Êtes-vous satisfait de l'annonce de la ministre de l'Agriculture de lancer une grande opération appelée Les conférences de la souveraineté alimentaire ?
Il y a des annonces, mais il nous faut des actes. Les anciens ministres avaient également annoncé vouloir reconquérir la souveraineté alimentaire, mais nous ne voyons rien venir.
Quelles sont vos propositions pour reconquérir la souveraineté alimentaire ?
Nous demandons que le gouvernement nous donne le moyen d'être le plus compétitif possible. Il faut aussi éduquer le consommateur avec des publicités. L'un des problèmes majeurs, c'est que les employés dans les rayons fruits et légumes ne connaissent pas les produits. Ils ne sont pas forcément capables de distinguer une salade d'une autre. En France, il n'y a pas de formation pour cela.

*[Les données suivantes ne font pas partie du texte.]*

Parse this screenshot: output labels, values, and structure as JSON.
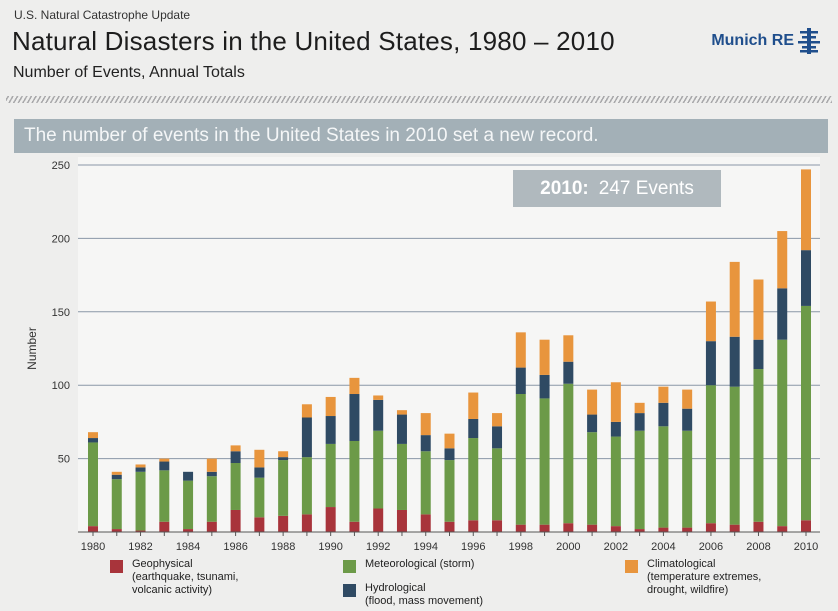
{
  "header": {
    "top_label": "U.S. Natural Catastrophe Update",
    "title": "Natural Disasters in the United States, 1980 – 2010",
    "subtitle": "Number of Events, Annual Totals",
    "logo_text": "Munich RE",
    "banner": "The number of events in the United States in 2010 set a new record.",
    "callout_year": "2010:",
    "callout_value": "247 Events"
  },
  "legend": {
    "geophysical": {
      "label": "Geophysical",
      "desc1": "(earthquake, tsunami,",
      "desc2": "volcanic activity)"
    },
    "meteorological": {
      "label": "Meteorological (storm)"
    },
    "hydrological": {
      "label": "Hydrological",
      "desc1": "(flood, mass movement)"
    },
    "climatological": {
      "label": "Climatological",
      "desc1": "(temperature extremes,",
      "desc2": "drought, wildfire)"
    }
  },
  "colors": {
    "geophysical": "#a8343b",
    "meteorological": "#6c9a48",
    "hydrological": "#2f4a63",
    "climatological": "#e8953d",
    "logo": "#1f4e8c"
  },
  "chart_data": {
    "type": "bar",
    "stacked": true,
    "ylabel": "Number",
    "xlabel": "",
    "ylim": [
      0,
      250
    ],
    "yticks": [
      "50",
      "100",
      "150",
      "200",
      "250"
    ],
    "xticks": [
      "1980",
      "1982",
      "1984",
      "1986",
      "1988",
      "1990",
      "1992",
      "1994",
      "1996",
      "1998",
      "2000",
      "2002",
      "2004",
      "2006",
      "2008",
      "2010"
    ],
    "categories": [
      "1980",
      "1981",
      "1982",
      "1983",
      "1984",
      "1985",
      "1986",
      "1987",
      "1988",
      "1989",
      "1990",
      "1991",
      "1992",
      "1993",
      "1994",
      "1995",
      "1996",
      "1997",
      "1998",
      "1999",
      "2000",
      "2001",
      "2002",
      "2003",
      "2004",
      "2005",
      "2006",
      "2007",
      "2008",
      "2009",
      "2010"
    ],
    "series": [
      {
        "name": "Geophysical",
        "values": [
          4,
          2,
          1,
          7,
          2,
          7,
          15,
          10,
          11,
          12,
          17,
          7,
          16,
          15,
          12,
          7,
          8,
          8,
          5,
          5,
          6,
          5,
          4,
          2,
          3,
          3,
          6,
          5,
          7,
          4,
          8
        ]
      },
      {
        "name": "Meteorological (storm)",
        "values": [
          57,
          34,
          40,
          35,
          33,
          31,
          32,
          27,
          38,
          39,
          43,
          55,
          53,
          45,
          43,
          42,
          56,
          49,
          89,
          86,
          95,
          63,
          61,
          67,
          69,
          66,
          94,
          94,
          104,
          127,
          146
        ]
      },
      {
        "name": "Hydrological",
        "values": [
          3,
          3,
          3,
          6,
          6,
          3,
          8,
          7,
          2,
          27,
          19,
          32,
          21,
          20,
          11,
          8,
          13,
          15,
          18,
          16,
          15,
          12,
          10,
          12,
          16,
          15,
          30,
          34,
          20,
          35,
          38
        ]
      },
      {
        "name": "Climatological",
        "values": [
          4,
          2,
          2,
          2,
          0,
          9,
          4,
          12,
          4,
          9,
          13,
          11,
          3,
          3,
          15,
          10,
          18,
          9,
          24,
          24,
          18,
          17,
          27,
          7,
          11,
          13,
          27,
          51,
          41,
          39,
          55
        ]
      }
    ]
  }
}
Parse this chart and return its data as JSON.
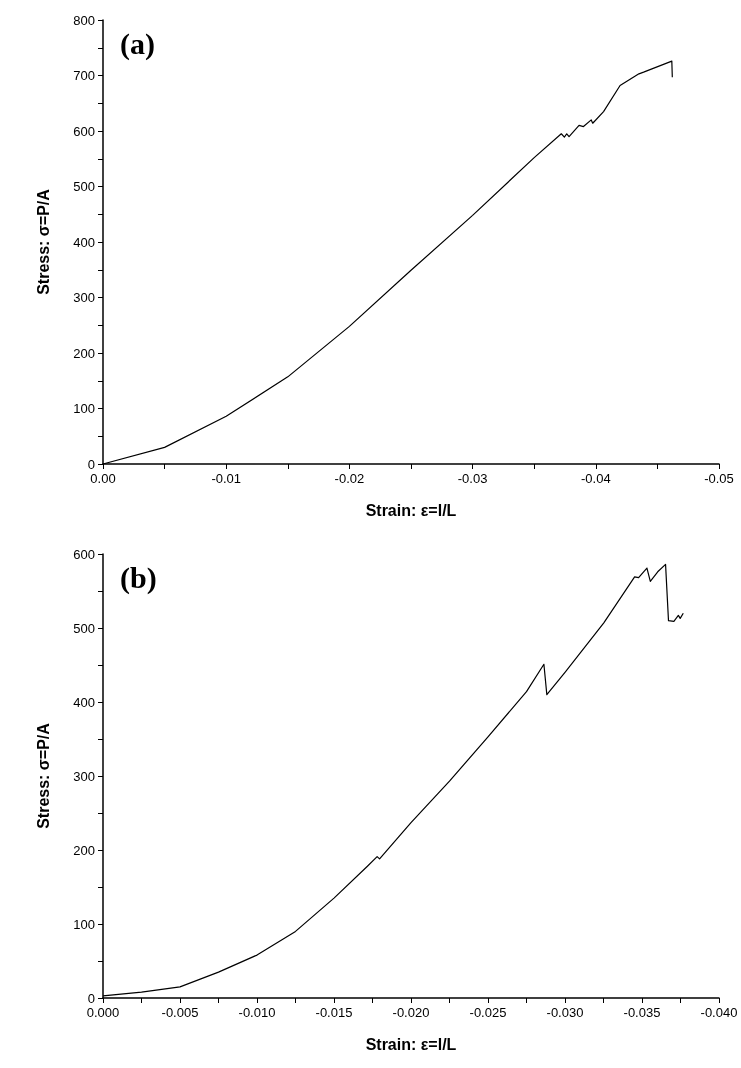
{
  "chart_data": [
    {
      "type": "line",
      "xlabel": "Strain: ε=l/L",
      "ylabel": "Stress: σ=P/A",
      "annotations": [
        "(a)"
      ],
      "xlim": [
        0,
        -0.05
      ],
      "ylim": [
        0,
        800
      ],
      "xticks": [
        {
          "value": 0,
          "label": "0.00"
        },
        {
          "value": -0.005,
          "label": null
        },
        -0.01,
        {
          "value": -0.015,
          "label": null
        },
        -0.02,
        {
          "value": -0.025,
          "label": null
        },
        -0.03,
        {
          "value": -0.035,
          "label": null
        },
        -0.04,
        {
          "value": -0.045,
          "label": null
        },
        -0.05
      ],
      "yticks": [
        0,
        {
          "value": 50,
          "label": null
        },
        100,
        {
          "value": 150,
          "label": null
        },
        200,
        {
          "value": 250,
          "label": null
        },
        300,
        {
          "value": 350,
          "label": null
        },
        400,
        {
          "value": 450,
          "label": null
        },
        500,
        {
          "value": 550,
          "label": null
        },
        600,
        {
          "value": 650,
          "label": null
        },
        700,
        {
          "value": 750,
          "label": null
        },
        800
      ],
      "grid": false,
      "marker": "none",
      "line_style": "solid",
      "series": [
        {
          "color": "#000000",
          "x": [
            0,
            -0.005,
            -0.01,
            -0.015,
            -0.02,
            -0.025,
            -0.03,
            -0.035,
            -0.0372,
            -0.03745,
            -0.03764,
            -0.03783,
            -0.03864,
            -0.039,
            -0.03963,
            -0.03975,
            -0.04063,
            -0.04197,
            -0.0435,
            -0.04388,
            -0.04617,
            -0.04621
          ],
          "values": [
            0,
            30,
            86,
            157,
            248,
            349,
            448,
            552,
            595,
            589,
            595,
            590,
            610,
            608,
            620,
            614,
            635,
            682,
            703,
            706,
            726,
            697
          ]
        }
      ]
    },
    {
      "type": "line",
      "xlabel": "Strain: ε=l/L",
      "ylabel": "Stress: σ=P/A",
      "annotations": [
        "(b)"
      ],
      "xlim": [
        0,
        -0.04
      ],
      "ylim": [
        0,
        600
      ],
      "xticks": [
        {
          "value": 0,
          "label": "0.000"
        },
        {
          "value": -0.0025,
          "label": null
        },
        {
          "value": -0.005,
          "label": "-0.005"
        },
        {
          "value": -0.0075,
          "label": null
        },
        {
          "value": -0.01,
          "label": "-0.010"
        },
        {
          "value": -0.0125,
          "label": null
        },
        {
          "value": -0.015,
          "label": "-0.015"
        },
        {
          "value": -0.0175,
          "label": null
        },
        {
          "value": -0.02,
          "label": "-0.020"
        },
        {
          "value": -0.0225,
          "label": null
        },
        {
          "value": -0.025,
          "label": "-0.025"
        },
        {
          "value": -0.0275,
          "label": null
        },
        {
          "value": -0.03,
          "label": "-0.030"
        },
        {
          "value": -0.0325,
          "label": null
        },
        {
          "value": -0.035,
          "label": "-0.035"
        },
        {
          "value": -0.0375,
          "label": null
        },
        {
          "value": -0.04,
          "label": "-0.040"
        }
      ],
      "yticks": [
        0,
        {
          "value": 50,
          "label": null
        },
        100,
        {
          "value": 150,
          "label": null
        },
        200,
        {
          "value": 250,
          "label": null
        },
        300,
        {
          "value": 350,
          "label": null
        },
        400,
        {
          "value": 450,
          "label": null
        },
        500,
        {
          "value": 550,
          "label": null
        },
        600
      ],
      "grid": false,
      "marker": "none",
      "line_style": "solid",
      "series": [
        {
          "color": "#000000",
          "x": [
            0,
            -0.0025,
            -0.005,
            -0.0075,
            -0.01,
            -0.0125,
            -0.015,
            -0.01717,
            -0.0178,
            -0.01796,
            -0.02,
            -0.0225,
            -0.025,
            -0.0275,
            -0.02863,
            -0.02882,
            -0.03,
            -0.03252,
            -0.03452,
            -0.03478,
            -0.03532,
            -0.03554,
            -0.03602,
            -0.03653,
            -0.03672,
            -0.03707,
            -0.03736,
            -0.03748,
            -0.03768
          ],
          "values": [
            3,
            8,
            15,
            35,
            58,
            90,
            135,
            178,
            191,
            188,
            237,
            293,
            353,
            414,
            451,
            410,
            440,
            507,
            569,
            568,
            581,
            563,
            576,
            586,
            510,
            509,
            517,
            513,
            520
          ]
        }
      ]
    }
  ]
}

Il y en a en boucherie, pourquoi pas en fruits et légumes ?
Poulaillers
La ministre de l'Agriculture, Annie Genevard, s'est exprimée sur la problématique de la volaille française, « celle où la souveraineté française est la plus faible de toutes les filières de viandes », appelant à construire de nouveaux poulaillers : « En 2000, nous étions autosuffisants à 149 %. Aujourd'hui, la production française couvre 50 % de la consommation. Cela doit nous interroger sur les accords de libre-échange. C'est pour cela que nous nous battons contre le projet d'accord du Mercosur. Pour reconquérir la souveraineté alimentaire, il faudrait construire un poulailler par an et par département pendant cinq ans. Je dis aux producteurs de reconquérir l'ensemble de la gamme y compris l'entrée de gamme. Il faut aussi que les Français réalisent que sinon on les condamne à des normes de production qui n'ont rien à voir avec les normes qu'on impose à nos producteurs ».